Suppose $g$ is a field of cardinality $64$. Let $g^\times$ be a multiplicative group of invertible elements of order $63$ and let $c \geq 0$ be an integer. Show that $g^\times$ contains at most $c$ elements of order $c$.
I know that an element of order $c$ must satisfy an equation but I'm not entirely sure where to go from here... any help would be appreciated!
You have an unusual notation, lower case $g$ for a field. Let me switch to more familiar $F$ for a field. Let $f(x)$ be a polynomial, say of degree $n>1$, then for every root $a\in F$, by applying remainder theorem, $f(x) = (x-a) f_1(x)$ for a polynomial $f_1(x)$ of degree $n-1$ having coefficients in $F$ again.

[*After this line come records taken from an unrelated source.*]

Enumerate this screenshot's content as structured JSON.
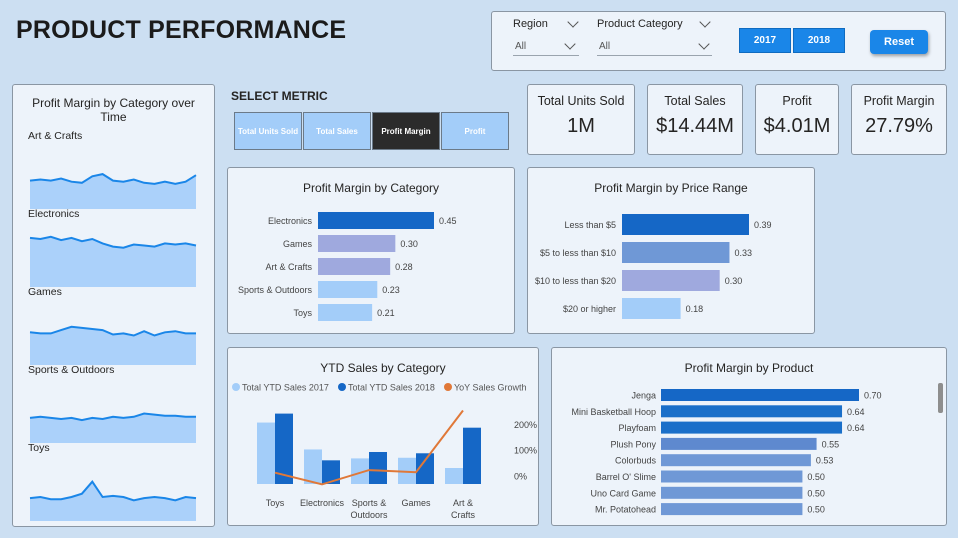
{
  "page_title": "PRODUCT PERFORMANCE",
  "filters": {
    "region_label": "Region",
    "region_value": "All",
    "category_label": "Product Category",
    "category_value": "All",
    "year_buttons": [
      "2017",
      "2018"
    ],
    "reset_label": "Reset"
  },
  "select_metric": {
    "label": "SELECT METRIC",
    "buttons": [
      "Total Units Sold",
      "Total Sales",
      "Profit Margin",
      "Profit"
    ],
    "selected": "Profit Margin"
  },
  "kpis": [
    {
      "label": "Total Units Sold",
      "value": "1M"
    },
    {
      "label": "Total Sales",
      "value": "$14.44M"
    },
    {
      "label": "Profit",
      "value": "$4.01M"
    },
    {
      "label": "Profit Margin",
      "value": "27.79%"
    }
  ],
  "colors": {
    "dark_blue": "#1567c6",
    "mid_blue": "#6f98d6",
    "lavender": "#9fa9de",
    "light_blue": "#a3cdf9",
    "orange": "#e07838",
    "selected_button": "#2b2b2b"
  },
  "chart_data": [
    {
      "type": "area",
      "title": "Profit Margin by Category over Time",
      "small_multiples": [
        "Art & Crafts",
        "Electronics",
        "Games",
        "Sports & Outdoors",
        "Toys"
      ],
      "series": [
        {
          "name": "Art & Crafts",
          "values": [
            0.26,
            0.27,
            0.26,
            0.28,
            0.25,
            0.24,
            0.3,
            0.32,
            0.26,
            0.25,
            0.27,
            0.24,
            0.23,
            0.25,
            0.23,
            0.25,
            0.31
          ]
        },
        {
          "name": "Electronics",
          "values": [
            0.45,
            0.44,
            0.46,
            0.43,
            0.45,
            0.42,
            0.44,
            0.4,
            0.37,
            0.36,
            0.39,
            0.38,
            0.37,
            0.4,
            0.39,
            0.4,
            0.38
          ]
        },
        {
          "name": "Games",
          "values": [
            0.3,
            0.29,
            0.29,
            0.32,
            0.35,
            0.34,
            0.33,
            0.32,
            0.28,
            0.29,
            0.27,
            0.31,
            0.27,
            0.3,
            0.31,
            0.29,
            0.29
          ]
        },
        {
          "name": "Sports & Outdoors",
          "values": [
            0.23,
            0.24,
            0.23,
            0.22,
            0.23,
            0.21,
            0.23,
            0.22,
            0.24,
            0.23,
            0.24,
            0.27,
            0.26,
            0.25,
            0.25,
            0.24,
            0.24
          ]
        },
        {
          "name": "Toys",
          "values": [
            0.21,
            0.22,
            0.2,
            0.2,
            0.22,
            0.25,
            0.36,
            0.22,
            0.23,
            0.22,
            0.19,
            0.21,
            0.22,
            0.21,
            0.19,
            0.22,
            0.21
          ]
        }
      ]
    },
    {
      "type": "bar",
      "title": "Profit Margin by Category",
      "categories": [
        "Electronics",
        "Games",
        "Art & Crafts",
        "Sports & Outdoors",
        "Toys"
      ],
      "values": [
        0.45,
        0.3,
        0.28,
        0.23,
        0.21
      ],
      "labels": [
        "0.45",
        "0.30",
        "0.28",
        "0.23",
        "0.21"
      ],
      "bar_colors": [
        "#1567c6",
        "#9fa9de",
        "#9fa9de",
        "#a3cdf9",
        "#a3cdf9"
      ],
      "xlim": [
        0,
        0.45
      ]
    },
    {
      "type": "bar",
      "title": "Profit Margin by Price Range",
      "categories": [
        "Less than $5",
        "$5 to less than $10",
        "$10 to less than $20",
        "$20 or higher"
      ],
      "values": [
        0.39,
        0.33,
        0.3,
        0.18
      ],
      "labels": [
        "0.39",
        "0.33",
        "0.30",
        "0.18"
      ],
      "bar_colors": [
        "#1567c6",
        "#6f98d6",
        "#9fa9de",
        "#a3cdf9"
      ],
      "xlim": [
        0,
        0.39
      ]
    },
    {
      "type": "bar",
      "title": "YTD Sales by Category",
      "categories": [
        "Toys",
        "Electronics",
        "Sports & Outdoors",
        "Games",
        "Art & Crafts"
      ],
      "series": [
        {
          "name": "Total YTD Sales 2017",
          "values": [
            0.96,
            0.54,
            0.4,
            0.41,
            0.25
          ],
          "color": "#a3cdf9"
        },
        {
          "name": "Total YTD Sales 2018",
          "values": [
            1.1,
            0.37,
            0.5,
            0.48,
            0.88
          ],
          "color": "#1567c6"
        },
        {
          "name": "YoY Sales Growth",
          "values": [
            0.15,
            -0.3,
            0.25,
            0.17,
            2.55
          ],
          "color": "#e07838",
          "type": "line"
        }
      ],
      "y2_ticks": [
        "0%",
        "100%",
        "200%"
      ],
      "y2lim": [
        -0.4,
        2.8
      ],
      "legend": "top"
    },
    {
      "type": "bar",
      "title": "Profit Margin by Product",
      "categories": [
        "Jenga",
        "Mini Basketball Hoop",
        "Playfoam",
        "Plush Pony",
        "Colorbuds",
        "Barrel O' Slime",
        "Uno Card Game",
        "Mr. Potatohead"
      ],
      "values": [
        0.7,
        0.64,
        0.64,
        0.55,
        0.53,
        0.5,
        0.5,
        0.5
      ],
      "labels": [
        "0.70",
        "0.64",
        "0.64",
        "0.55",
        "0.53",
        "0.50",
        "0.50",
        "0.50"
      ],
      "bar_colors": [
        "#1567c6",
        "#1a6fc9",
        "#1a6fc9",
        "#5e89cf",
        "#6f98d6",
        "#6f98d6",
        "#6f98d6",
        "#6f98d6"
      ],
      "xlim": [
        0,
        0.7
      ]
    }
  ]
}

This shows that the polynomial $X^n-1=0$ has at most $n$ roots. These roots among them contain all elements of multiplicative order $n$ (and some thing which are not), and this proves what you need.
EDIT: This statement is false for rings which are not fields. In the ring R=Z/8Z the polynomial $f(X) = X^2-1$ though of degree 2, has 4 solutions, namely $X=1,3,5,7$. So the multiplicative group of units of $R$ has 3 elements of order 2 (which along with 1 is a group isomorphic to Klein's four-group).